= MobCraft Beer =

American craft brewery

MobCraft Beer is an American brewery founded in Madison Wisconsin, and currently located in the Walker's Point neighborhood of Milwaukee Wisconsin. The brewery was founded in 2013 by Henry Schwartz and Andrew Gierczak, and originally was a "crowdsourced brewery" where fans could submit recipes online to be brewed by the company, though this has stopped in recent years. Each month, the brewers would select one beer concept submitted online to enter production for a limited time.

The brewery specializes in sours, wild ales and barrel aged beer. In 2016, the brewery moved to Milwaukee and opened a taproom in Walker's Point. Also in 2016, the founders were contestants on the American television program Shark Tank, but did not secure investment from any of the sharks.

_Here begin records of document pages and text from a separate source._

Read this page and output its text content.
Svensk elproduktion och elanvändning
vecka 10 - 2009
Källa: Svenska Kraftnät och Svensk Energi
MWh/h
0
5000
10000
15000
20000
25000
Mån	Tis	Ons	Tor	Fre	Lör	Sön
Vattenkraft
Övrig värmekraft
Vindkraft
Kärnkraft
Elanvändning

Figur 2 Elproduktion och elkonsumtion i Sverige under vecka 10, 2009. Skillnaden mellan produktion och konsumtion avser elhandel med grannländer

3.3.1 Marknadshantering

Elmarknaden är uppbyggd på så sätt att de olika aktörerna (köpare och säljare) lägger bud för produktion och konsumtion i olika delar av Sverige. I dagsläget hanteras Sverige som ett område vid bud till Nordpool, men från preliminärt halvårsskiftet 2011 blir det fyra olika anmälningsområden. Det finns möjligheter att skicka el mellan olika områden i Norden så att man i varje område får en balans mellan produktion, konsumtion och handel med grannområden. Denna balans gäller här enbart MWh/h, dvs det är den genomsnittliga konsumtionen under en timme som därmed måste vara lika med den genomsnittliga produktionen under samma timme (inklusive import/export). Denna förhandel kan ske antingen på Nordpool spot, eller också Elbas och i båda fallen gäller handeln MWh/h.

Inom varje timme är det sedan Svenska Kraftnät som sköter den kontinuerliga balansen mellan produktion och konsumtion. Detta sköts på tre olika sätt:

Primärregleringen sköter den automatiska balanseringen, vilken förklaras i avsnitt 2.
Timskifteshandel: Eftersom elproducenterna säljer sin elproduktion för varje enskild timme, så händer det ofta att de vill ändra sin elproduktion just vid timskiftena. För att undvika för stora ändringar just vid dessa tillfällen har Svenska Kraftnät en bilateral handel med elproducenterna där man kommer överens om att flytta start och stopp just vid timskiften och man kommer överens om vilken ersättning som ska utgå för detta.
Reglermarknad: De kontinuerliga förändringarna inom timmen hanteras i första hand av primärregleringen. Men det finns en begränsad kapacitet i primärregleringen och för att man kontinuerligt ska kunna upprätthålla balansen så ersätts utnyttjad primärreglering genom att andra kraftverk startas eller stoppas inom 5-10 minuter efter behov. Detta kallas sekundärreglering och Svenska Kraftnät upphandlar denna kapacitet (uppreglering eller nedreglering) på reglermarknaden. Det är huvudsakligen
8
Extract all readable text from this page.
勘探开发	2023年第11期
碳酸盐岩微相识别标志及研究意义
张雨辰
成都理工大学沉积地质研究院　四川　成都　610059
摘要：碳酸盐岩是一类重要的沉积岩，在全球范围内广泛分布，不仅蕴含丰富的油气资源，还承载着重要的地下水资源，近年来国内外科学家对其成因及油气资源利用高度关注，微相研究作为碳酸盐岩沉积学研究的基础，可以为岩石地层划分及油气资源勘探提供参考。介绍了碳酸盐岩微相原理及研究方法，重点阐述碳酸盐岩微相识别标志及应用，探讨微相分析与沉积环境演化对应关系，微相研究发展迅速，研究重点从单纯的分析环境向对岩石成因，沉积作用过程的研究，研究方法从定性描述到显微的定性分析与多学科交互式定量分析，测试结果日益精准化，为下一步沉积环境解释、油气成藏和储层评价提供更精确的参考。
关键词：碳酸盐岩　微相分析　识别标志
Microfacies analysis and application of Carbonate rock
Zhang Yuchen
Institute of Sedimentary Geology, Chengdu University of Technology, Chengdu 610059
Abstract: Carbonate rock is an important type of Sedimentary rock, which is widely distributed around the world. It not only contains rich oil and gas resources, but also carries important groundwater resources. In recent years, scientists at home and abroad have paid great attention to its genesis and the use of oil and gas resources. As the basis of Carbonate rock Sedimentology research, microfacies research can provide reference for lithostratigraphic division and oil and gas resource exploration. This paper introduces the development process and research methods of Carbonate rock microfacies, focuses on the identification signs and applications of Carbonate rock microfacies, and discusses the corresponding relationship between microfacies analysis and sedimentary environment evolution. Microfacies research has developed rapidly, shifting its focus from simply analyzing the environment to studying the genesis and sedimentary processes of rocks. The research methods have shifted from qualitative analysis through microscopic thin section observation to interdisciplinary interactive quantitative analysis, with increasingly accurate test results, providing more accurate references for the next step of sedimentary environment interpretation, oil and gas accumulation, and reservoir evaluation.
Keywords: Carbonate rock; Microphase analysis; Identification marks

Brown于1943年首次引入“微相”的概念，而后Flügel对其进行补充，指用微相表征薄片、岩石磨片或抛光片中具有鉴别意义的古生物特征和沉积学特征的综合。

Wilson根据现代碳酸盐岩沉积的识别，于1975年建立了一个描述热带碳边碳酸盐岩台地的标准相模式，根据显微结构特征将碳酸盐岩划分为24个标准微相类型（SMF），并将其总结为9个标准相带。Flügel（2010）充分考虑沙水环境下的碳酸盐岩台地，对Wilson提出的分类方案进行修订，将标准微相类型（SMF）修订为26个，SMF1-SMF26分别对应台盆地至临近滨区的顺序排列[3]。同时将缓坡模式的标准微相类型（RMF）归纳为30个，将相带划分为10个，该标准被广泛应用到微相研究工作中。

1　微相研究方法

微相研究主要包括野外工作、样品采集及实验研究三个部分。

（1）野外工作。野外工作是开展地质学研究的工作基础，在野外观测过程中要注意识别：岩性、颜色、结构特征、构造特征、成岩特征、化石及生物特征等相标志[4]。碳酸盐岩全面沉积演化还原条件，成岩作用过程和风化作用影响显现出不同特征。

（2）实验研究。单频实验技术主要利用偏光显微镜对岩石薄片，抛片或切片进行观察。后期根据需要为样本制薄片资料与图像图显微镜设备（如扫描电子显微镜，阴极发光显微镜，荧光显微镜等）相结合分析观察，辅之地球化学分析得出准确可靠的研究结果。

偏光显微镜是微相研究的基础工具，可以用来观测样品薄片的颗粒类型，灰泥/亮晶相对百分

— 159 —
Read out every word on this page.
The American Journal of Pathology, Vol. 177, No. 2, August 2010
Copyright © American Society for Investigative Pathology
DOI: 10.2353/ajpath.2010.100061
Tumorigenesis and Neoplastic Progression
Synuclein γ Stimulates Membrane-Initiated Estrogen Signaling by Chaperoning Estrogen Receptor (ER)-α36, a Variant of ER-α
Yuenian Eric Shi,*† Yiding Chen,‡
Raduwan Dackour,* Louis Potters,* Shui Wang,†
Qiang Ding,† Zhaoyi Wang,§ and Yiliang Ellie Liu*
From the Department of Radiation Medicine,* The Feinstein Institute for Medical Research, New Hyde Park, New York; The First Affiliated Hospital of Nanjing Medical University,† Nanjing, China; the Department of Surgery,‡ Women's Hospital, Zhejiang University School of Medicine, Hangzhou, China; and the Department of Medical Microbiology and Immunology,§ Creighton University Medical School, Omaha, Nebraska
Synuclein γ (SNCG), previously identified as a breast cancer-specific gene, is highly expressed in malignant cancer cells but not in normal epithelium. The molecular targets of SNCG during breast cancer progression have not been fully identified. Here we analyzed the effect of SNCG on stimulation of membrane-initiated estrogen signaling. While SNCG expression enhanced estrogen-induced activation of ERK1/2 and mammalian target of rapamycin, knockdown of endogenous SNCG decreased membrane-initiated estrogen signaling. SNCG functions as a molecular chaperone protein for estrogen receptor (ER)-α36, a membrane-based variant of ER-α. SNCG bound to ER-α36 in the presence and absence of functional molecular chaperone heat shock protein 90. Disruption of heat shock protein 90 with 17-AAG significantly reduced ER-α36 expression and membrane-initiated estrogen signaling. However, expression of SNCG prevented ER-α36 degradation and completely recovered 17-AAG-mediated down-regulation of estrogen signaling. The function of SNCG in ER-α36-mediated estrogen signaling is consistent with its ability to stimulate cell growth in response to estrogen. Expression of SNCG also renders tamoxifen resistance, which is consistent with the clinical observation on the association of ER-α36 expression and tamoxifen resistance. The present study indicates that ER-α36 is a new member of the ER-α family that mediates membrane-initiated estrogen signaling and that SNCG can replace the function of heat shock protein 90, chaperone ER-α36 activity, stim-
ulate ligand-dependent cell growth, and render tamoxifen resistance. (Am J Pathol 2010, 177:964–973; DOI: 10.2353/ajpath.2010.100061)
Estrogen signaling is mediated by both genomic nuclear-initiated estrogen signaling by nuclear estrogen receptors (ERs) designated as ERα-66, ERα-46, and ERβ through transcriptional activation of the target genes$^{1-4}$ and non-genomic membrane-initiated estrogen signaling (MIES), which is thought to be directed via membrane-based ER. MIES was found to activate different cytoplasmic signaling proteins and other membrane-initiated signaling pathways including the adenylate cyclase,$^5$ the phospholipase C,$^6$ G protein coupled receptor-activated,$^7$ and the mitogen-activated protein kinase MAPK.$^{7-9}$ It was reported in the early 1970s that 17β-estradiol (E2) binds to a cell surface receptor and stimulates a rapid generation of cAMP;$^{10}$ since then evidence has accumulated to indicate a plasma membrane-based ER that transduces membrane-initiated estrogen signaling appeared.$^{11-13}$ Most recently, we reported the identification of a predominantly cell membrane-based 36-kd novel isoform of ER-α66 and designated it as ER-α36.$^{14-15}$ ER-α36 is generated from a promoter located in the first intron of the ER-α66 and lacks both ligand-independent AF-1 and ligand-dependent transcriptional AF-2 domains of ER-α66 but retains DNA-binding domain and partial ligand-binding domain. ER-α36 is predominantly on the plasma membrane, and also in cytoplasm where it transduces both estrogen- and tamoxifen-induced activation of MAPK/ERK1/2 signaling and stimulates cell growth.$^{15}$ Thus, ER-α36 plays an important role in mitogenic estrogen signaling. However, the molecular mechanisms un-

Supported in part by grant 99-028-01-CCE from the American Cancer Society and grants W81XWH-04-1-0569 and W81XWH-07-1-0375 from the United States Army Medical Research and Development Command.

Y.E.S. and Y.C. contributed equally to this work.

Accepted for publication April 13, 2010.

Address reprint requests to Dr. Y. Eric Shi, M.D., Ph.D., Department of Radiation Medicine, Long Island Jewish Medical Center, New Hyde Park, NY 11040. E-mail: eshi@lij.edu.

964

In 2022 the brewery was listed as one of the ten coolest places in America to drink craft beer by Men's Journal.

Mobcraft briefly had an additional location in Denver, but it closed 7 months after opening in 2023. A second taproom was later opened in Woodstock, Illinois.

The brewery produced a "(Not so) Horrible City IPA" in response to alleged comments by Donald Trump in the lead-up to the 2024 Republican National Convention in Milwaukee.

Mobcraft closed in late 2024, amidst a wave of brewery closures across Milwaukee, but reopened in 2025 under new ownership.